Implications for clinical practice
An episiotomy is defined by variables such as the location of the beginning of the cut, the incision angle along with its length and depth. In a prospective study, an incision angle of mediolateral episiotomy of 60° resulted in a low incidence of anal sphincter tearing, anal incontinence and perineal pain [25]. There is a 50 % relative reduction in risk of sustaining a third degree tear for every 6 degree away from the perineal midline that an episiotomy was cut [26]. Where episiotomy is indicated, the mediolateral technique should be used on the distended perineum, with careful attention to ensure that the angle is 60 degrees away from the midline [27] .
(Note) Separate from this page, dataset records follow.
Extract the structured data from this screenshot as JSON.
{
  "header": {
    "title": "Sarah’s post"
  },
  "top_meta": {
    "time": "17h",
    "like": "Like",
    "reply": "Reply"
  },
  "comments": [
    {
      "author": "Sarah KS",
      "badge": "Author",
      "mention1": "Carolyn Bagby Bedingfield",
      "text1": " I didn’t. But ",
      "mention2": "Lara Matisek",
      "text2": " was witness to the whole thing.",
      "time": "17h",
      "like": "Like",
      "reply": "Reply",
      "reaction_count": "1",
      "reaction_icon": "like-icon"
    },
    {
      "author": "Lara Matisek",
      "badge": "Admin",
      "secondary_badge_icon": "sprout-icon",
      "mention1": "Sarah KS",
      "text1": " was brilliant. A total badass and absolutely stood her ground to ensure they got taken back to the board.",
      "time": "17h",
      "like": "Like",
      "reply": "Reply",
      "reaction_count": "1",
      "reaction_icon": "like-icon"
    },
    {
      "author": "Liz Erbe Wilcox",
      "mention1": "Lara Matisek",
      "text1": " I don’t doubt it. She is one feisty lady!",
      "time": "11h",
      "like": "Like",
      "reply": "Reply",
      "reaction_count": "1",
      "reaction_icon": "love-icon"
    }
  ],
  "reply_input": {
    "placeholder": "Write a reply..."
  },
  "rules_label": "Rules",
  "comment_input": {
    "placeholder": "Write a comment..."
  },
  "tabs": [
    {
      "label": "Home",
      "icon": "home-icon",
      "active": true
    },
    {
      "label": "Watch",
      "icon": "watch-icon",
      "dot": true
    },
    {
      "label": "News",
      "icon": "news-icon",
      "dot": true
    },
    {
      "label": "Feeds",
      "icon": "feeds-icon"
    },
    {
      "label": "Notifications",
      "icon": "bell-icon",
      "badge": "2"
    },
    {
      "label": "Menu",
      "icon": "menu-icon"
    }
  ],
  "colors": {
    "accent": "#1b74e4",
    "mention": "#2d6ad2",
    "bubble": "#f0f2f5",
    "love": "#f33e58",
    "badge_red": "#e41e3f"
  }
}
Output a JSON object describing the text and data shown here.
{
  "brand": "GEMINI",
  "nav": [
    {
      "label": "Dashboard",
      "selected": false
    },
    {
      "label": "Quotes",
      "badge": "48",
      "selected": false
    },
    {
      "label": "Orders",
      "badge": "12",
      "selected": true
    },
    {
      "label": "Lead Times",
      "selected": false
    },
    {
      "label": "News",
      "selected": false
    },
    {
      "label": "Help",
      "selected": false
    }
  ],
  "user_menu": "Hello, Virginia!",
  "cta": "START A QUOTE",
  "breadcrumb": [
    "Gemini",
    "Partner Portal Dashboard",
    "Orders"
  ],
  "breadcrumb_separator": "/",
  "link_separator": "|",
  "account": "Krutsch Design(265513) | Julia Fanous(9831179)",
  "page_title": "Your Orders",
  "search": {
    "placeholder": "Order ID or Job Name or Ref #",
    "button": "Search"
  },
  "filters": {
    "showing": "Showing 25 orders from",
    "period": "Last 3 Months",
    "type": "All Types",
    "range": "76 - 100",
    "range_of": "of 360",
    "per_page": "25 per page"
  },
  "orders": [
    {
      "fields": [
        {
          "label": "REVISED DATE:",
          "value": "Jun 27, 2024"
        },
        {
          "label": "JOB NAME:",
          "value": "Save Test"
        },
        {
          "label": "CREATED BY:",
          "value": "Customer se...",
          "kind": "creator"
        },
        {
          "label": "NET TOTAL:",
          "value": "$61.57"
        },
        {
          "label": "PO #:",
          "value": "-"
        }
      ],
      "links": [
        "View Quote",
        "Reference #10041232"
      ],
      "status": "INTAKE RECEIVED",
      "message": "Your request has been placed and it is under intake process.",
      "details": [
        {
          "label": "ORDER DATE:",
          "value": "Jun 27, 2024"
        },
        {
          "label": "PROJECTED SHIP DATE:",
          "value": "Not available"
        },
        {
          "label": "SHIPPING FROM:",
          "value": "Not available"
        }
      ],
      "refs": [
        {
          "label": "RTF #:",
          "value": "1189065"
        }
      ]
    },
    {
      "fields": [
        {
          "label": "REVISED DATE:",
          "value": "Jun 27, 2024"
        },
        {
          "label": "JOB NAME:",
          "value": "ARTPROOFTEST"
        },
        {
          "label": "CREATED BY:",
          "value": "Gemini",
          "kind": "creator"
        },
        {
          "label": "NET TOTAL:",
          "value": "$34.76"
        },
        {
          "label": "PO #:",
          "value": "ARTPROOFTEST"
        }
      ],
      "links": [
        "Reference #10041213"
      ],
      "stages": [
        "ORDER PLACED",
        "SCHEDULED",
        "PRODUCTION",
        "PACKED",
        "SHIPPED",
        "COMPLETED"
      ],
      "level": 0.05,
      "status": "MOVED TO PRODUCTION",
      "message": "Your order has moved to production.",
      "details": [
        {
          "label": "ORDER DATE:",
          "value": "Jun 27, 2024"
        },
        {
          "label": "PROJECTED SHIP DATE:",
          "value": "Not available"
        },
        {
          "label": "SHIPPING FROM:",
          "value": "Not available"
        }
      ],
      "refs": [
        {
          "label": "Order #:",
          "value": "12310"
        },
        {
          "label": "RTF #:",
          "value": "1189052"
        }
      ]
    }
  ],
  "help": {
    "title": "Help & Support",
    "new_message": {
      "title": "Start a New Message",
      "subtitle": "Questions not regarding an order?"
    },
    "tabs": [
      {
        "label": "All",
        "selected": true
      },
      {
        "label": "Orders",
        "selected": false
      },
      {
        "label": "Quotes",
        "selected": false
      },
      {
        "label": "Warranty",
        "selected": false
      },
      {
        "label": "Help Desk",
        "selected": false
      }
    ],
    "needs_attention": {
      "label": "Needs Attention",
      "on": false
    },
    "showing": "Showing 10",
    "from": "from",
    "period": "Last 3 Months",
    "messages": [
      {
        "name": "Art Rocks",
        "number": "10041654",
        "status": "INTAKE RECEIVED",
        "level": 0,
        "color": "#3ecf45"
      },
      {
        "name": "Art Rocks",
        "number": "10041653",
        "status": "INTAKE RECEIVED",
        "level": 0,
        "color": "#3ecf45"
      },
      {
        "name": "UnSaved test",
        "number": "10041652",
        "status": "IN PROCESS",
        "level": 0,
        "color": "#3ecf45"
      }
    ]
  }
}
Implications for further research
This meta-analysis of observational data is the best available evidence on the effect of MLE versus spontaneous perineal tear during non-instrumental vaginal delivery and the resultant OASI rate. There might be ethical objections to a multicentre adequately powered robustly conducted randomised controlled trial to evaluate the effectiveness of use of accurately given mediolateral episiotomy versus spontaneous perineal tear in reducing OASI during the first vaginal birth. The Episcissors-60 delivers a consistent post-delivery angle of 43 degrees [28]. They could be used when performing mediolateral episiotomies and form part of an evaulation of preventative strategy to reduce OASI to be tested in practice [29].
Acknowledgements
The authors thank Derick Yates, Evidence- based practice tutor at Education Resource Centre of Birmingham Women’s Hospital, for conducting literature searches for this study.
Compliance with ethical standard
Details of ethics approval
Not required.
Funding
None.
Conflict of interest
TS Verghese, R Champaneria and PM Latthe – none
DS Kapoor- is a co-inventor of the EPISCISSORS-60 episiotomy scissors. He is a shareholder of MEDINVENT LTD, the company that owns the commercial rights to the scissors.